Old Michael Palace, which people did not even look at, because of the assassination of a czar there.
His meeting with the czar and czarina and the czarina affably permitting them to see their private English cottage. The czar urged him to go on to Moscow, because while Petersburg was Russian, it was not Russia.
How a -- number of people drowned in a storm coming to festivities at Peterhoff, and how utterly impossible it was to determine the number because everything was muffled up. He adds the account of how a servant woman did not return to her mistress, and the police said that since no crimes had been reported, she was bound to turn up, but fortunately, her cousin knew the tricks and found the body, which the police had sold to medical student for the money and to cover up that the crime had been committed.
How the reception (twice a year) of peasants and merchants creates the effect not of treating them as human beings like the czar but plunging the nobles to the same level as the lowest.
The ugly boots that women peasants wore.
The story he heard: when the peasants appealed to the Czar to buy them, and he said that he wished he could but could not at this time, the peasants deduced that it was therefore the nobles' fault and went on a rampage of massacre: many villages were transported to Siberia.
The necessity of carrying a lock with you as you travel to avoid theft.
The effect of the Kremlin in Moscow, both by night when he arrived, and by day. A massive fortress, conveying the need for surveillance.
His attempt to visit the fortress at Schlusselberg resulted in permission to see the sluices nearby -- because in the reign of Empress Elizabeth, Ivan had been imprisoned and driven insane there! He manages to swing getting into the fortress itself, where the governor points out the tomb of Ivan as a rosebush.

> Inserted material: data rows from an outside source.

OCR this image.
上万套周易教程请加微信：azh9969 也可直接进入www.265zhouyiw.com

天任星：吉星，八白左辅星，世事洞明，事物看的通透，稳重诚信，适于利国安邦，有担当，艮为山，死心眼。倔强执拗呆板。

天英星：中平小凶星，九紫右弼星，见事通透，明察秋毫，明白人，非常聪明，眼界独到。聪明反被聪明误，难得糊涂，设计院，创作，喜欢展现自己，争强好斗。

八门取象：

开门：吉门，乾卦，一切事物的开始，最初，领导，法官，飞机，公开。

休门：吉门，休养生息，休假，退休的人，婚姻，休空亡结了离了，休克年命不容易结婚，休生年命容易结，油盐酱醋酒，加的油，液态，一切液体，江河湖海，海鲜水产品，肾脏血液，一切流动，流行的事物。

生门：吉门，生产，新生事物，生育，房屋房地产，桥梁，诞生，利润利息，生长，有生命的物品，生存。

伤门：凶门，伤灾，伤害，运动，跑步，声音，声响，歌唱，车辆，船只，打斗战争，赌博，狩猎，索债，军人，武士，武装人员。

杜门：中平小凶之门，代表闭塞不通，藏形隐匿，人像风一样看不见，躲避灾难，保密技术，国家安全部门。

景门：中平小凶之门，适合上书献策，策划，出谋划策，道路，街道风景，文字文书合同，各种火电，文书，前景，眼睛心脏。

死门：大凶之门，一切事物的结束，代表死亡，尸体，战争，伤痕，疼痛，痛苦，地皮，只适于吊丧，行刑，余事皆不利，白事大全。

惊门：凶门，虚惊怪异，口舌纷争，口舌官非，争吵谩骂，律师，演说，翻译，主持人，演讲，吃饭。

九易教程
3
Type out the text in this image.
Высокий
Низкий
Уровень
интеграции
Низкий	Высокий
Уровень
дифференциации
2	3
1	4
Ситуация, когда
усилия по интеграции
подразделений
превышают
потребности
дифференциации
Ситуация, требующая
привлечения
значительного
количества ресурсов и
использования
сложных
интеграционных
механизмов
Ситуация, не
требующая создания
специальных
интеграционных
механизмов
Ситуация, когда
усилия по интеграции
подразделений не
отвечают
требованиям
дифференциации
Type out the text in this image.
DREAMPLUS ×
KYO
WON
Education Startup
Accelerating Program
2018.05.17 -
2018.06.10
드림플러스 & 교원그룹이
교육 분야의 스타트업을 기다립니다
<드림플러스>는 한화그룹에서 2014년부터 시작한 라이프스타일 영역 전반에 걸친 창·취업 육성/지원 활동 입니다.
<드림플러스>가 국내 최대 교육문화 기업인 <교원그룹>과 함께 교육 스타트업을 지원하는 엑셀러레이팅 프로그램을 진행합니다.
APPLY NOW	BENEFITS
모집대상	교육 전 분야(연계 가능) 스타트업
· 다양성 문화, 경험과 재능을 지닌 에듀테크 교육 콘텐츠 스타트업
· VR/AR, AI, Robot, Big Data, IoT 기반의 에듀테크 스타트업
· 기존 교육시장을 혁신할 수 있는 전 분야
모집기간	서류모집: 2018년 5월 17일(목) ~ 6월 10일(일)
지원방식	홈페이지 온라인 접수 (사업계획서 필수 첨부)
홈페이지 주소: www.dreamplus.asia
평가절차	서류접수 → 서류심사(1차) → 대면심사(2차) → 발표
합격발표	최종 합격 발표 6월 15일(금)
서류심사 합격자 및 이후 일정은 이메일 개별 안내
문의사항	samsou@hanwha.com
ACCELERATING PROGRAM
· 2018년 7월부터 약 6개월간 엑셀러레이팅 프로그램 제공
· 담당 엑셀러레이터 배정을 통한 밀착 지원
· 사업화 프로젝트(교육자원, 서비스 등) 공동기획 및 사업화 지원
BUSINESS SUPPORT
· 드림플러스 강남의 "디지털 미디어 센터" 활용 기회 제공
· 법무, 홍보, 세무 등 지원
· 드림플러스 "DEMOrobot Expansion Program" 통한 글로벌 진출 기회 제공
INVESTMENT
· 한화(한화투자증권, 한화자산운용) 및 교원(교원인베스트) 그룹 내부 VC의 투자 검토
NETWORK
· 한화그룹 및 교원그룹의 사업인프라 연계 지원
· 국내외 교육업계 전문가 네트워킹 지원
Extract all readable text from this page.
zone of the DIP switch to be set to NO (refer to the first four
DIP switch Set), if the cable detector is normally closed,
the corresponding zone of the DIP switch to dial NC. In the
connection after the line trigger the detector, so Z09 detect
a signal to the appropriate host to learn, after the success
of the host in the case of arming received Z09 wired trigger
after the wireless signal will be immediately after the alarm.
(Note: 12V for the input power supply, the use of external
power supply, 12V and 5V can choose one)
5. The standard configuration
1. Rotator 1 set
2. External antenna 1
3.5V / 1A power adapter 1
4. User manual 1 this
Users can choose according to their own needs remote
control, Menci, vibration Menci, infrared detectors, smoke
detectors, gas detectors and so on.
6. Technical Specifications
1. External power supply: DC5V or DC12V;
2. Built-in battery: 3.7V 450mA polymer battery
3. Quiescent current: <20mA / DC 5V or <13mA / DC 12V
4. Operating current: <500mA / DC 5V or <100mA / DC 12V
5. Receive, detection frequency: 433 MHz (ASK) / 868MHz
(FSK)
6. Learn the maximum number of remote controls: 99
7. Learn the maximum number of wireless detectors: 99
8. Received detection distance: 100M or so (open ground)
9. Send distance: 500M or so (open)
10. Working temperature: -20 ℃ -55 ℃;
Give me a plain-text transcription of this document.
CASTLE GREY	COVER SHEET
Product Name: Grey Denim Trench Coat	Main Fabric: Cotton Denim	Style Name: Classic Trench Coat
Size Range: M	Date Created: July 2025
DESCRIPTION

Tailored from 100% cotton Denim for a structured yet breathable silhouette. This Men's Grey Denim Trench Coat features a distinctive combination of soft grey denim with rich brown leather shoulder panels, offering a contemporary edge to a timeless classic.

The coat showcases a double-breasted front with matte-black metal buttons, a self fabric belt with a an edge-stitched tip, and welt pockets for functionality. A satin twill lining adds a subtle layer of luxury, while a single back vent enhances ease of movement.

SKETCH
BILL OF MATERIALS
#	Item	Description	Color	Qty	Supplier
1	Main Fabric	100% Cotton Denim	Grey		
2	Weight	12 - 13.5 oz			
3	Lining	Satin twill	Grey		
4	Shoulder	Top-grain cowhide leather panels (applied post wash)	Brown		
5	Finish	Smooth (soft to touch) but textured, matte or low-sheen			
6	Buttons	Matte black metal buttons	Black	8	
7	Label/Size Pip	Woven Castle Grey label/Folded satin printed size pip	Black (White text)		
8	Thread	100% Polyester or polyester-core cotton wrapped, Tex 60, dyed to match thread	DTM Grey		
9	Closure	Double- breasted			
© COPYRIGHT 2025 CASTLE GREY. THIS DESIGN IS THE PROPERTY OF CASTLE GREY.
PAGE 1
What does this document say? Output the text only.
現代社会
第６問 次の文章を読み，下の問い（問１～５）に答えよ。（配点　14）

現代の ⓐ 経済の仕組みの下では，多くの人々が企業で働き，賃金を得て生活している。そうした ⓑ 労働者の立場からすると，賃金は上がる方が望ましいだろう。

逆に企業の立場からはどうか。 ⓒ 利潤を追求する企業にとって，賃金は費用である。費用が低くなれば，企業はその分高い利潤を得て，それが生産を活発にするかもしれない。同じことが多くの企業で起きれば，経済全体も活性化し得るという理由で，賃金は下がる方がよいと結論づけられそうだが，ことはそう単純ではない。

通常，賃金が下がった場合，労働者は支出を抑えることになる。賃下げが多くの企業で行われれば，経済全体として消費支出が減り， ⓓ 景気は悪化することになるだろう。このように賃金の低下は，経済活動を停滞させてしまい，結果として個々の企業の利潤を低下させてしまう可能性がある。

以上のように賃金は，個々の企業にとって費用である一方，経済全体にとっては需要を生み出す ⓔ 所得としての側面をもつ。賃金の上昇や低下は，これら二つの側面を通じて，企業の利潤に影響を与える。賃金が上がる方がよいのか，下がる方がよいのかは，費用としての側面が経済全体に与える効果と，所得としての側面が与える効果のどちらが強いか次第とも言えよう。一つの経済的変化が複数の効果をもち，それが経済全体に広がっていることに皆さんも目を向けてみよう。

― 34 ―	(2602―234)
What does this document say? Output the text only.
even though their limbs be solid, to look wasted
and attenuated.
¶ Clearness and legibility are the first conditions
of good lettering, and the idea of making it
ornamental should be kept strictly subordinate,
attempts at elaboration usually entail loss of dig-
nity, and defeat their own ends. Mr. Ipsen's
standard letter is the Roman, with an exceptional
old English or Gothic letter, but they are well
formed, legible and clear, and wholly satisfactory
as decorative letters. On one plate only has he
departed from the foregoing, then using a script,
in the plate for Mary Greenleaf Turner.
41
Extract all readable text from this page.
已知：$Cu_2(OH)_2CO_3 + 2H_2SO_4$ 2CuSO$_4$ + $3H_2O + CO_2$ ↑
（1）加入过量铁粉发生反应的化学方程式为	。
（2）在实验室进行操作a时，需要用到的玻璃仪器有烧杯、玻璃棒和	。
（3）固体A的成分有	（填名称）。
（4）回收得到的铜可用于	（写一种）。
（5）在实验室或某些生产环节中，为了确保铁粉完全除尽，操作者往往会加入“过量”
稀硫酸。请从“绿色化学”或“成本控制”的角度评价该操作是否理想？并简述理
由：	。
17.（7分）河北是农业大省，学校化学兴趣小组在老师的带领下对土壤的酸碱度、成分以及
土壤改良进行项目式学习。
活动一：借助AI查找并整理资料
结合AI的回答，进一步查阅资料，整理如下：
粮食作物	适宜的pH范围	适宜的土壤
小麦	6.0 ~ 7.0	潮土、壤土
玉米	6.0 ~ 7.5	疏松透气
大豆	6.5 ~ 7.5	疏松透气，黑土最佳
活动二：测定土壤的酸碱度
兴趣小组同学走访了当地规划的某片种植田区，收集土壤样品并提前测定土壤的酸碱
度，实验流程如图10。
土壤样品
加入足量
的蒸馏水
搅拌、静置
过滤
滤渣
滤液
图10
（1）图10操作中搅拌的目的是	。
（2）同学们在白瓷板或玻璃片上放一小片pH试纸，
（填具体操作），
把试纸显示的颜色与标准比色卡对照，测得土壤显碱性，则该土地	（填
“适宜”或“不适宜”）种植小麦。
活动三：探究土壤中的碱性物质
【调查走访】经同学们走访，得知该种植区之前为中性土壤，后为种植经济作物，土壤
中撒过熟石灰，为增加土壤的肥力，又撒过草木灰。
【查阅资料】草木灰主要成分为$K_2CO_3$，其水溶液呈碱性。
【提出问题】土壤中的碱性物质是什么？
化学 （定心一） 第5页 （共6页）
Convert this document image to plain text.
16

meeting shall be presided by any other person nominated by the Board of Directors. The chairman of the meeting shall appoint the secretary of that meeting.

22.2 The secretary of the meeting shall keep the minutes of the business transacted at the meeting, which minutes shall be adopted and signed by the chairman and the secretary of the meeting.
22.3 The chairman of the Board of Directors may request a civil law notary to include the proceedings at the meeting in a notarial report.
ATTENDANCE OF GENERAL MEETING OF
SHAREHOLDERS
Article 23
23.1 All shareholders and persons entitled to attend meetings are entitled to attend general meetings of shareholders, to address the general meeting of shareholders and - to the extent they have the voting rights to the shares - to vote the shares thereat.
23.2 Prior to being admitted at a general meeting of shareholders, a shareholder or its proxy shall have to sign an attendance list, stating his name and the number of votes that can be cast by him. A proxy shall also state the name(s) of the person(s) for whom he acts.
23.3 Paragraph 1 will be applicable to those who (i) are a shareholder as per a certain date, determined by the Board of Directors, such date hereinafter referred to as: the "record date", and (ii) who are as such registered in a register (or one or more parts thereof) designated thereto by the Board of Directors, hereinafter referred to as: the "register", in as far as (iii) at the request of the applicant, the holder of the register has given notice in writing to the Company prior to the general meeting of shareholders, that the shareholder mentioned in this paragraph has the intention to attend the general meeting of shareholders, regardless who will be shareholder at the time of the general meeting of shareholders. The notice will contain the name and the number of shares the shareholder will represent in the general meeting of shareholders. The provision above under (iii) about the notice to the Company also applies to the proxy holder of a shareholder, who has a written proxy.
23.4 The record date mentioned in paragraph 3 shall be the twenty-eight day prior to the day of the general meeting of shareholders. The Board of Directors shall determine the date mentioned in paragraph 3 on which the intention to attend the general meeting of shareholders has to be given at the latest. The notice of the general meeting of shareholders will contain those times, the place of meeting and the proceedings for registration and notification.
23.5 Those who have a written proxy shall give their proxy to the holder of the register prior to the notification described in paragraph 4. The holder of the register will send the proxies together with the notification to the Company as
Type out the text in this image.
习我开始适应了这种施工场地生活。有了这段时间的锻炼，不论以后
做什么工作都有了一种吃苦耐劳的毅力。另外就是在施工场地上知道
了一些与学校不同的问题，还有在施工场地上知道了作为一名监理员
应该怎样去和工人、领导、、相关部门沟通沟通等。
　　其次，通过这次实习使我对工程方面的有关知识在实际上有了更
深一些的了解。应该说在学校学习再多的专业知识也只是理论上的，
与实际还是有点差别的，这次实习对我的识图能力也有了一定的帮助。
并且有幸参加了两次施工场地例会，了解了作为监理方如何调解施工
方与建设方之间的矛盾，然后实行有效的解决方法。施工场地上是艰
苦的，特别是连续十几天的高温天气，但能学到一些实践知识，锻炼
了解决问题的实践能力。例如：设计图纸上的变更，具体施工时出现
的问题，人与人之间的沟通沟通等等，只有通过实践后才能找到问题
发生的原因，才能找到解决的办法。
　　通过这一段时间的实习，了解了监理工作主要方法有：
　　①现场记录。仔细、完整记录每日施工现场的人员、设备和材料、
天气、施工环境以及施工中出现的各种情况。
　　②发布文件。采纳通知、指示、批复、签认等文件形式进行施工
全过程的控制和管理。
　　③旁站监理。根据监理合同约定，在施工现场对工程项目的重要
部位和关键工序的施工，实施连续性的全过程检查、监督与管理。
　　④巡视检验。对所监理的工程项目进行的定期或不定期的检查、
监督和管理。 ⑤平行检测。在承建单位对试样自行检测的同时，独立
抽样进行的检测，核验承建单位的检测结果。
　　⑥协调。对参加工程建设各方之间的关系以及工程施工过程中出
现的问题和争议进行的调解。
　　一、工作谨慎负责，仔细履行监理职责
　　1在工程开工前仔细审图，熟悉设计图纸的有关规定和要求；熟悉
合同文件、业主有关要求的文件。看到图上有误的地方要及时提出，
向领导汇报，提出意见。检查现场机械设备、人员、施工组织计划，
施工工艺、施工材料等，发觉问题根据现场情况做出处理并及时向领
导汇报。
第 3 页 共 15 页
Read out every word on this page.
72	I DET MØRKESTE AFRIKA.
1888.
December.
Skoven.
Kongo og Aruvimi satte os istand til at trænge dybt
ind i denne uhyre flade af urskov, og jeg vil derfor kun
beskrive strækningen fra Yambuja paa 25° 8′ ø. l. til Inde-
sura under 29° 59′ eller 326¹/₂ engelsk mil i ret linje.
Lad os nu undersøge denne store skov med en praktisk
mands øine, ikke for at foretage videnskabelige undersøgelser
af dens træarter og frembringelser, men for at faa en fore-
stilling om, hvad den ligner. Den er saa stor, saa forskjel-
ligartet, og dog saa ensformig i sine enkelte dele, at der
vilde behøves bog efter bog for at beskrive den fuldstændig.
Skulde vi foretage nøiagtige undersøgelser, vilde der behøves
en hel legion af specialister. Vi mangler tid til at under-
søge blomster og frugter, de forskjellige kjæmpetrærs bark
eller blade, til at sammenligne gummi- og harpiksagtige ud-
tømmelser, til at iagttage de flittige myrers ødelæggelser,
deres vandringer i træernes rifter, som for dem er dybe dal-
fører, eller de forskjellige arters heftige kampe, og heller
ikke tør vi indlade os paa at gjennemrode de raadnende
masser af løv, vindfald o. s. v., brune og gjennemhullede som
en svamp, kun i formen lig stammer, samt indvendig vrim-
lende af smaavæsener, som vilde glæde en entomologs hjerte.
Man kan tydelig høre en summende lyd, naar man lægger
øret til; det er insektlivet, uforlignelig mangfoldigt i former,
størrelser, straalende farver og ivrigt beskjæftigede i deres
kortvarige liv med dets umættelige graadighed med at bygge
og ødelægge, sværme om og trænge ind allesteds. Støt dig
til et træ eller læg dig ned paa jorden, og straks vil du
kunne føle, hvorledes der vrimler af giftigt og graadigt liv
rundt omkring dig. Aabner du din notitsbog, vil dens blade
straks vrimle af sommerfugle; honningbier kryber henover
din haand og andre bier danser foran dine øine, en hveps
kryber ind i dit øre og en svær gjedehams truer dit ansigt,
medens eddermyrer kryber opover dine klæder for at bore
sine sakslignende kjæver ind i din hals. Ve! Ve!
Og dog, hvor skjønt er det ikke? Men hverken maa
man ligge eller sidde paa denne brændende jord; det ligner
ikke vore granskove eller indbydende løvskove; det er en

The scandalous ancedotes that Russian nobles were willing to regale him with. He notes he can't tell whether they are true but they are certainly recounted with no hesitation to a stranger.
How a certain prison contains prisoners who have forgotten even their own names in their imbecility after their treatment, and how no one knows what the crimes were of some, so they will remain prisoner forever.
That the nobles are capable of reducing their serfs to starvation in the process of ruining their estates.
A noblewoman recounting to him her shock that merchants in France can go after nobles for debt, and how in Russia no merchant would dream of cutting off credit to a noble, and all this with the perfect confidence that of course he would think this quite right.
Nijni and its market, where the largest markets are of tea and rags -- which is so valuable for paper that export is forbidden -- and many other things, like furs. Its situation is poor: dusty when sunny, and any amount of rain makes it a quagmire.
And many other interesting things. If not exactly pleasant. He concludes with the observation that if your son is unhappy in France, send him to Russia. Whoever has seen Russia will be happy anywhere else.